RunsAllowedReg = lm(RA ~ OOBP + OSLG, data=moneyball)
summary(RunsAllowedReg)
Call:
lm(formula = RA ~ OOBP + OSLG, data = moneyball)
Residuals:
Min 1Q Median 3Q Max
-82.397 -15.178 -0.129 17.679 60.955
Coefficients:
Estimate Std. Error t value Pr(>|t|)
(Intercept) -837.38 60.26 -13.897 < 2e-16 ***
OOBP 2913.60 291.97 9.979 4.46e-16 ***
OSLG 1514.29 175.43 8.632 2.55e-13 ***
---
Signif. codes:
0 ‘***’ 0.001 ‘**’ 0.01 ‘*’ 0.05 ‘.’ 0.1 ‘ ’ 1
Residual standard error: 25.67 on 87 degrees of freedom
(812 observations deleted due to missingness)

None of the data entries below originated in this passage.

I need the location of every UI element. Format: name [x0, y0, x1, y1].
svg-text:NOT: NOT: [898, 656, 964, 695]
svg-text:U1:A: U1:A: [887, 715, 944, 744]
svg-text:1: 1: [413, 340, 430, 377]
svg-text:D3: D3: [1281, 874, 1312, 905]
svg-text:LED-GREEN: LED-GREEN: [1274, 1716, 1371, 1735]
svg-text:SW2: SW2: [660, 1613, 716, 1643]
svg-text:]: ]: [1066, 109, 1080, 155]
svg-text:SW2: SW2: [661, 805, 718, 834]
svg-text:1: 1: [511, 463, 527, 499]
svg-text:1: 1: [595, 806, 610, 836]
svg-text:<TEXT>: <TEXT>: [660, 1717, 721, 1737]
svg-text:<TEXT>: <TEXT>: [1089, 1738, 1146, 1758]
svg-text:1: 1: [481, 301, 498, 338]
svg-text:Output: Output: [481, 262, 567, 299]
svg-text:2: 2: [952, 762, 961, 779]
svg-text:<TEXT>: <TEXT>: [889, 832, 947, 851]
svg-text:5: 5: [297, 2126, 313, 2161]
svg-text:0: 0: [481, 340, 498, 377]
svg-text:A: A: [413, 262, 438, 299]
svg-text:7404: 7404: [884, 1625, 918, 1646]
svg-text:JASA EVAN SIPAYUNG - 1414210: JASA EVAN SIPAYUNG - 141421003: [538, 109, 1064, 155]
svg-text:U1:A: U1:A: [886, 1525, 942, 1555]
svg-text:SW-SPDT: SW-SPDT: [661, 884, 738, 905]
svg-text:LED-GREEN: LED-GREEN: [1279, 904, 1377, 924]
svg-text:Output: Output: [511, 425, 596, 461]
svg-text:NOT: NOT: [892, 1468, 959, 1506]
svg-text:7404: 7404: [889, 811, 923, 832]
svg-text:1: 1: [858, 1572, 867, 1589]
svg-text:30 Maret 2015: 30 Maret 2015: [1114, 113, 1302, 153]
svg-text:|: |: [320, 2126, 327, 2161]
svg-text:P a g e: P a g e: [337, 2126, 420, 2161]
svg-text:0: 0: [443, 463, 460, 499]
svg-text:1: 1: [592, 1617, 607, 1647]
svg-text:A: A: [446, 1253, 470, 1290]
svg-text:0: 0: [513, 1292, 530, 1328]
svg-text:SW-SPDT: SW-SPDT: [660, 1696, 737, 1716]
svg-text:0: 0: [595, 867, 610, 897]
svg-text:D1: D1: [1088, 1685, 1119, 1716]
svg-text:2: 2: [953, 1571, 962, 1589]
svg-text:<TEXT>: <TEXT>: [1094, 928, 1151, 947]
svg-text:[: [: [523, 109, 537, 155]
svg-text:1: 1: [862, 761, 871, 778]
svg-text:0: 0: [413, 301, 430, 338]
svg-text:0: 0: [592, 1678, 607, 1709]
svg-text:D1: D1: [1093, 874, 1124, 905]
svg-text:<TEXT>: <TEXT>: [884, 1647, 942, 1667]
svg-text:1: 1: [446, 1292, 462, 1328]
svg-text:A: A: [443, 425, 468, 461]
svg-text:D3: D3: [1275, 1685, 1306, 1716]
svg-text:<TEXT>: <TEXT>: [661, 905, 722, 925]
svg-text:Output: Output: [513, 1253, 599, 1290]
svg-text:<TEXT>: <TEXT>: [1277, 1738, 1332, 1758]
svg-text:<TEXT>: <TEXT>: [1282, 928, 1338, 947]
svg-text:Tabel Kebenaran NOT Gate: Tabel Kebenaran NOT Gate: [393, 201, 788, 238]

Multiple R-squared: 0.9073, Adjusted R-squared: 0.9052
F-statistic: 425.8 on 2 and 87 DF, p-value: < 2.2e-16
OOBP and OSLG are both signifiant at a 5% significance level. They explain almost 90% of the varience in the model
In-Class Activity 8: Part B
ExpectedRunsAllowed = -837.38+2913.60*(0.267)+1514.29*(0.392)
ExpectedRunsAllowed
[1] 534.1529
We expect there to be about 534 runs allowed.